- Born: 26 June 1975 (age 50) Pompei, Italy
- Occupation: Fashion designer

= Francesco Scognamiglio =

Italian fashion designer

Francesco Scognamiglio (born 26 June 1975) is an Italian fashion designer and businessman.

== Biography ==
Born in Pompei, the son of a lawyer, Scognamiglio studied at the Istituto Europeo del Design in Naples. After working for Versace, in 1998 he opened his first boutique in his hometown, and in 2000 he made his haute couture debut with a collection presented at Palazzo Barberini in Rome.

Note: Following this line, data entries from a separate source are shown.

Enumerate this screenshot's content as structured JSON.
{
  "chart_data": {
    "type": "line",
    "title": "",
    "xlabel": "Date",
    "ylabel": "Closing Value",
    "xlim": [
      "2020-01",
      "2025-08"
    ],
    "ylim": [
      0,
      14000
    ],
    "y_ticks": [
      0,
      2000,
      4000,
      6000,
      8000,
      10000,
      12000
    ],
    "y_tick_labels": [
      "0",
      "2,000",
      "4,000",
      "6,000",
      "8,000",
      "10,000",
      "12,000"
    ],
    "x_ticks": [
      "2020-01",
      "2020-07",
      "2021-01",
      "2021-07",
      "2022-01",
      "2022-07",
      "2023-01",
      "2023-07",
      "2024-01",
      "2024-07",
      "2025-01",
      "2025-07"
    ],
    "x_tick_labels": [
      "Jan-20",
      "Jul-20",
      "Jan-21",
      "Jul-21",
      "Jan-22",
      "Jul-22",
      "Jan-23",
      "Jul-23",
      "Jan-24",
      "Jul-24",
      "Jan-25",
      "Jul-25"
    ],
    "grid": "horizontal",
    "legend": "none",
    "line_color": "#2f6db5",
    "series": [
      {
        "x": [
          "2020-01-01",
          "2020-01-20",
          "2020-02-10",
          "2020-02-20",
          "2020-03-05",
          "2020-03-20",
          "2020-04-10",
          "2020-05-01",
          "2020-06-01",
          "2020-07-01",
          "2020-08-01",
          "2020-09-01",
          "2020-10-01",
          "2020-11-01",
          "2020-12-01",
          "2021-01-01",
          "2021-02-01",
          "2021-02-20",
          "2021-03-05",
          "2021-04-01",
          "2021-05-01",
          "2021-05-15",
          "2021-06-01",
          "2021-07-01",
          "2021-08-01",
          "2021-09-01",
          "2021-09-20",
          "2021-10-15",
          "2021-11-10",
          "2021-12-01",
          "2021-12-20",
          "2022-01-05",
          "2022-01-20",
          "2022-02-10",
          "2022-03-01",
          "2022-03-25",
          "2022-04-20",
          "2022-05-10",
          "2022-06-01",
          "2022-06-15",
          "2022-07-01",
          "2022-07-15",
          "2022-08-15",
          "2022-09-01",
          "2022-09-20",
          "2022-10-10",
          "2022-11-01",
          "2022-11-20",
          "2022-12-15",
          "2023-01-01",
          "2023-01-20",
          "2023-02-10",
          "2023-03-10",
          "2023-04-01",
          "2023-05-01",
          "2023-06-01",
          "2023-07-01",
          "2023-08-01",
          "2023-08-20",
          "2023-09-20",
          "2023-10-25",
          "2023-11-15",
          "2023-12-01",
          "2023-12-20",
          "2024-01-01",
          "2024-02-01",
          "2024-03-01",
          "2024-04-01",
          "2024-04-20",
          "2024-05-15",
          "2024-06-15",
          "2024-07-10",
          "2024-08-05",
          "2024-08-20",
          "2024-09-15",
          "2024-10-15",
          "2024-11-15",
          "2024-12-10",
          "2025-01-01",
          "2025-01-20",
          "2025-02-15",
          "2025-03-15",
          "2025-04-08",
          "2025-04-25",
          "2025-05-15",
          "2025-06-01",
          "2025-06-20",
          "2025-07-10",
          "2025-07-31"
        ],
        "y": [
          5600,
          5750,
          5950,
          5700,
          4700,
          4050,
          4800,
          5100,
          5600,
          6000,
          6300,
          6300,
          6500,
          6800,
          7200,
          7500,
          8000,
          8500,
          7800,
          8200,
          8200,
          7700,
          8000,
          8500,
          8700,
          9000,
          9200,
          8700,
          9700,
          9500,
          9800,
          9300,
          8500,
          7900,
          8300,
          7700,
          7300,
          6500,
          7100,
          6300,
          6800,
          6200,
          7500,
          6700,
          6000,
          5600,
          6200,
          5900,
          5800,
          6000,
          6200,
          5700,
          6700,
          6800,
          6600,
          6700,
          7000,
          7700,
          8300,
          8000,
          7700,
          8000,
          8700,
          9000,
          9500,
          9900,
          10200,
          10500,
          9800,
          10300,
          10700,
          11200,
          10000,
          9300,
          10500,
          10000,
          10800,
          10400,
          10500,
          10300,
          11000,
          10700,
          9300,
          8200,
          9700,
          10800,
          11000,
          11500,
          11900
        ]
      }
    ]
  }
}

In 2009, Scognamiglio launched the male brand Allegri, and in 2013 he founded the Maison Francesco Scognamiglio. In 2021, he sold his brands Francesco Scognamiglio and Maison Francesco Scognamiglio to Y Capital Management and started the haute couture and ready-to-wear brand Monogram. In 2025, he regained ownership of his name-bearing brands.

Celebrities dressed by Scognamiglio include Madonna, Lady Gaga, Rihanna, Beyoncé, Miley Cyrus, Nicole Kidman, Jennifer Lopez, Diane Keaton, Emma Watson, Nicki Minaj, Bjork, Tilda Swinton, Cate Blanchett, Kylie Minogue, Courtney Love, Paris Hilton, Ornella Muti, Zendaya.